09 - Bucket Sort

Problem¶

Sort an array by distributing elements into multiple buckets. Each bucket is then sorted individually, either using a different sorting algorithm or by recursively applying bucket sort.

Intuition¶

Imagine you have a large pile of scattered mail. To sort it efficiently, you first put them into boxes based on the city (buckets). Then, you sort the mail within each city's box alphabetically. Finally, you combine the boxes in the order of the cities. Bucket Sort is most efficient when the input is uniformly distributed over a range.

Algorithm Steps¶

Create \(n\) empty buckets (usually lists).
For each element \(x\) in the array, insert it into its corresponding bucket (e.g., index = \(n \times x / \text{max\_val}\)).
Sort each individual bucket using a stable sort (like Insertion Sort).
Concatenate all sorted buckets into the original array.

Pseudocode¶

procedure bucketSort(A, n)
    create n empty buckets B[0..n-1]
    for x in A do
        idx := index_of_bucket(x)
        insert x into B[idx]

    for i := 0 to n-1 do
        sort(B[i])

    concatenate buckets B[0]..B[n-1] into A
end procedure

Java Code using JCF¶

Using a competitive programming structure (TCS NQT Style).

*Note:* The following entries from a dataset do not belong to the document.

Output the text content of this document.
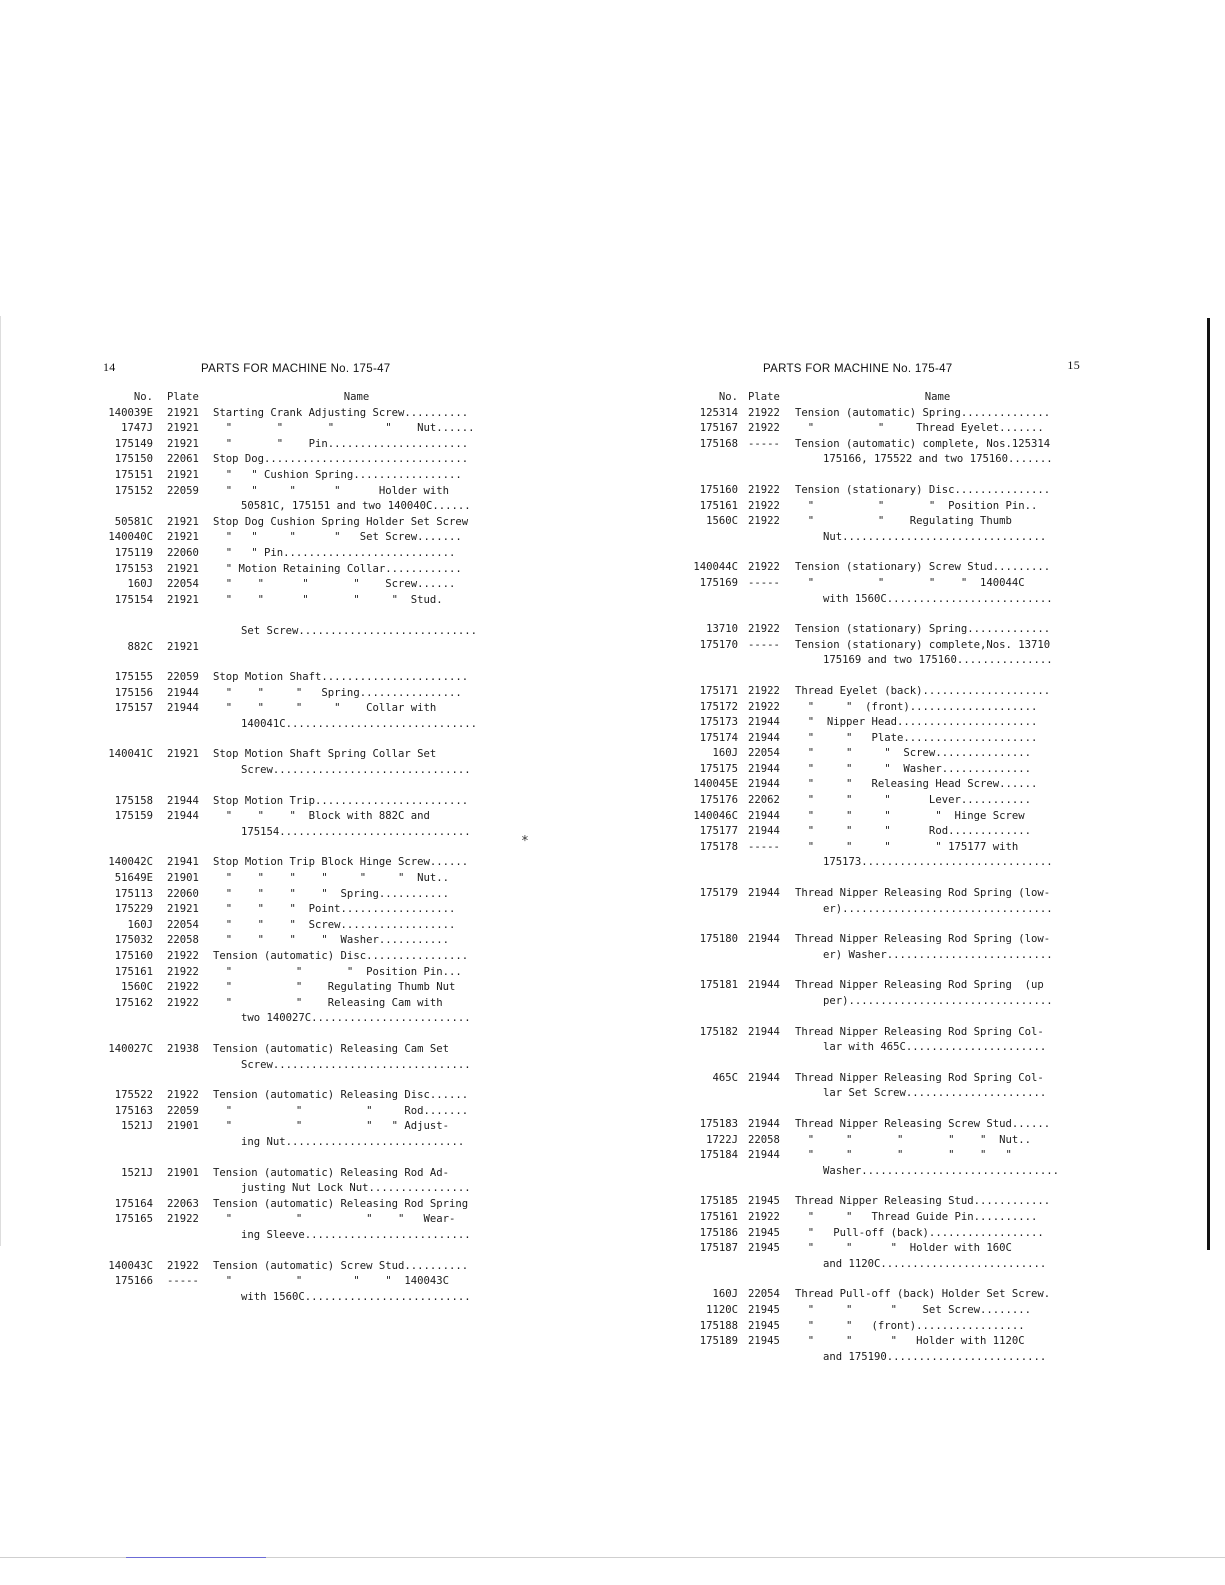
14	PARTS FOR MACHINE No. 175-47
No.	Plate	Name
140039E	21921	Starting Crank Adjusting Screw..........
1747J	21921	"       "       "        "    Nut......
175149	21921	"       "    Pin......................
175150	22061	Stop Dog................................
175151	21921	"   " Cushion Spring.................
175152	22059	"   "     "      "      Holder with
50581C, 175151 and two 140040C......
50581C	21921	Stop Dog Cushion Spring Holder Set Screw
140040C	21921	"   "     "      "   Set Screw.......
175119	22060	"   " Pin...........................
175153	21921	" Motion Retaining Collar............
160J	22054	"    "      "       "    Screw......
175154	21921	"    "      "       "     "  Stud.

Set Screw............................
882C	21921
175155	22059	Stop Motion Shaft.......................
175156	21944	"    "     "   Spring................
175157	21944	"    "     "     "    Collar with
140041C..............................
140041C	21921	Stop Motion Shaft Spring Collar Set
Screw...............................
175158	21944	Stop Motion Trip........................
175159	21944	"    "    "  Block with 882C and
175154..............................
140042C	21941	Stop Motion Trip Block Hinge Screw......
51649E	21901	"    "    "    "     "     "  Nut..
175113	22060	"    "    "    "  Spring...........
175229	21921	"    "    "  Point..................
160J	22054	"    "    "  Screw..................
175032	22058	"    "    "    "  Washer...........
175160	21922	Tension (automatic) Disc................
175161	21922	"          "       "  Position Pin...
1560C	21922	"          "    Regulating Thumb Nut
175162	21922	"          "    Releasing Cam with
two 140027C.........................
140027C	21938	Tension (automatic) Releasing Cam Set
Screw...............................
175522	21922	Tension (automatic) Releasing Disc......
175163	22059	"          "          "     Rod.......
1521J	21901	"          "          "   " Adjust-
ing Nut............................
1521J	21901	Tension (automatic) Releasing Rod Ad-
justing Nut Lock Nut................
175164	22063	Tension (automatic) Releasing Rod Spring
175165	21922	"          "          "    "   Wear-
ing Sleeve..........................
140043C	21922	Tension (automatic) Screw Stud..........
175166	-----	"          "        "    "  140043C
with 1560C..........................
PARTS FOR MACHINE No. 175-47	15
No. Plate	Name
125314 21922	Tension (automatic) Spring..............
175167 21922	"          "     Thread Eyelet.......
175168 -----	Tension (automatic) complete, Nos.125314
175166, 175522 and two 175160.......
175160 21922	Tension (stationary) Disc...............
175161 21922	"          "       "  Position Pin..
1560C 21922	"          "    Regulating Thumb
Nut................................
140044C 21922	Tension (stationary) Screw Stud.........
175169 -----	"          "       "    "  140044C
with 1560C..........................
13710 21922	Tension (stationary) Spring.............
175170 -----	Tension (stationary) complete,Nos. 13710
175169 and two 175160...............
175171 21922	Thread Eyelet (back)....................
175172 21922	"     "  (front)....................
175173 21944	"  Nipper Head......................
175174 21944	"     "   Plate.....................
160J 22054	"     "     "  Screw...............
175175 21944	"     "     "  Washer..............
140045E 21944	"     "   Releasing Head Screw......
175176 22062	"     "     "      Lever...........
140046C 21944	"     "     "       "  Hinge Screw
175177 21944	"     "     "      Rod.............
175178 -----	"     "     "       " 175177 with
175173..............................
175179 21944	Thread Nipper Releasing Rod Spring (low-
er).................................
175180 21944	Thread Nipper Releasing Rod Spring (low-
er) Washer..........................
175181 21944	Thread Nipper Releasing Rod Spring  (up
per)................................
175182 21944	Thread Nipper Releasing Rod Spring Col-
lar with 465C......................
465C 21944	Thread Nipper Releasing Rod Spring Col-
lar Set Screw......................
175183 21944	Thread Nipper Releasing Screw Stud......
1722J 22058	"     "       "       "    "  Nut..
175184 21944	"     "       "       "    "   "
Washer...............................
175185 21945	Thread Nipper Releasing Stud............
175161 21922	"     "   Thread Guide Pin..........
175186 21945	"   Pull-off (back)..................
175187 21945	"     "      "  Holder with 160C
and 1120C..........................
160J 22054	Thread Pull-off (back) Holder Set Screw.
1120C 21945	"     "      "    Set Screw........
175188 21945	"     "   (front).................
175189 21945	"     "      "   Holder with 1120C
and 175190.........................
*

This example assumes floating point numbers between 0 and 1, but is adaptable for integers.

import java.util.*;

public class Main {
    /**
     * Bucket Sort Implementation
     */
    public static void bucketSort(List<Float> list) {
        int n = list.size();
        if (n <= 0) return;

        // 1. Create buckets
        List<List<Float>> buckets = new ArrayList<>(n);
        for (int i = 0; i < n; i++) {
            buckets.add(new ArrayList<>());
        }

        // 2. Put elements in buckets
        for (float val : list) {
            int bucketIdx = (int) (val * n);
            if (bucketIdx >= n) bucketIdx = n - 1; // Safeguard
            buckets.get(bucketIdx).add(val);
        }

        // 3. Sort individual buckets and concatenate
        int index = 0;
        for (List<Float> bucket : buckets) {
            Collections.sort(bucket);
            for (float val : bucket) {
                list.set(index++, val);
            }
        }
    }

    public static void main(String[] args) {
        Scanner sc = new Scanner(System.in);
        if (sc.hasNextInt()) {
            int t = sc.nextInt();
            while (t-- > 0) {
                if (sc.hasNextInt()) {
                    int n = sc.nextInt();
                    List<Float> list = new ArrayList<>();
                    for (int i = 0; i < n; i++) {
                        if (sc.hasNextFloat()) {
                            list.add(sc.nextFloat());
                        }
                    }
                    bucketSort(list);
                    for (int i = 0; i < list.size(); i++) {
                        System.out.print(list.get(i) + (i == list.size() - 1 ? "" : " "));
                    }
                    System.out.println();
                }
            }
        }
        sc.close();
    }
}

Sample Input and Output¶

Input:

1
5
0.897 0.565 0.656 0.1234 0.665

Output:

0.1234 0.565 0.656 0.665 0.897

Complexity¶

Case	Time Complexity	Space Complexity
Best/Average	\(O(n + k)\)	\(O(n + k)\)
Worst Case	\(O(n^2)\)	\(O(n)\)

Best/Average: Occurs when elements are uniformly distributed.
Worst: Occurs when all elements fall into the same bucket (becomes the complexity of the inner sort, e.g., \(O(n \log n)\) or \(O(n^2)\)).
Stable: Yes (if inner sort is stable).

Variations¶

Generic Bucket Sort: Handling integers by mapping the range \([min, max]\) to \(n\) buckets.
Scatter-Gather Sort: Parallel version of bucket sort.
ProxmapSort: A similar distribution-based sort using a "proximity map".